Renting frontier-model APIs is the right start — but at scale, or under data-residency rules, you need your own serving stack: GPUs that aren't idle half the day, Kubernetes that autoscales with traffic, and open-source models served fast with vLLM. Dezvo designs and runs AI infrastructure that matches the workload instead of the hype.
Most products should start on hosted APIs (Anthropic, OpenAI, Google): zero infrastructure, frontier quality, pay-per-token. Self-hosting open-source models on your own GPUs wins in three cases — sustained high volume where per-token API costs exceed hardware costs, data-residency or privacy rules that forbid external APIs, and latency-critical or fine-tuned workloads that need dedicated serving.

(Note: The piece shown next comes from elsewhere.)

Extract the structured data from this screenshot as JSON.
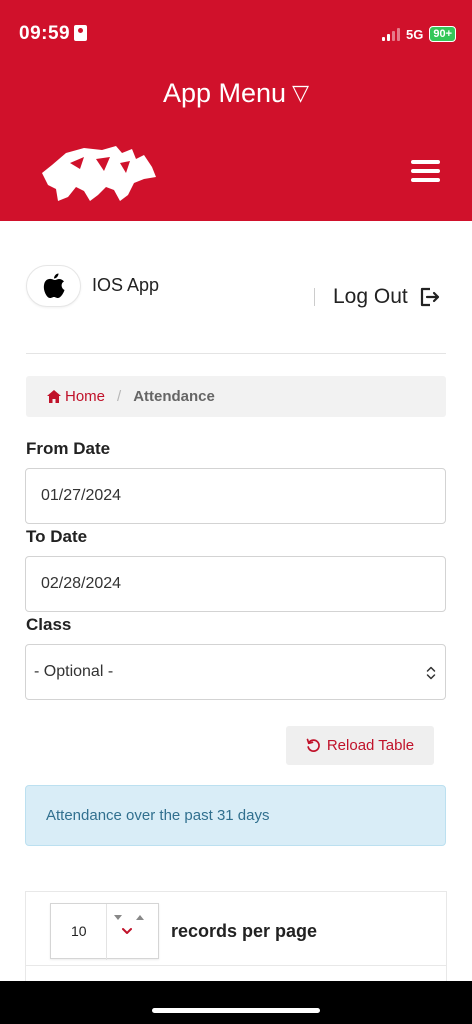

The mistake is treating this as ideology. It's arithmetic: tokens per day, GPU utilisation, and ops headcount. Dezvo runs that arithmetic with you first — and about half the time we recommend staying on APIs with better routing and caching instead of buying GPUs.
Right-sized GPU selection (L4 to H100), spot and reserved capacity strategy, and utilisation monitoring — because idle GPUs are the most expensive kind.
AWS, GCP, Azure, or cost-effective providers like Hetzner — VPC isolation, IAM, and networking designed with the same rigour as your app infra.
Containerised model serving with GPU scheduling, autoscaling on queue depth, health checks, and zero-downtime model swaps.
Open-source models (Llama, Mistral, Qwen) served via vLLM or TGI with continuous batching, quantisation where quality allows, and OpenAI-compatible endpoints your code already speaks.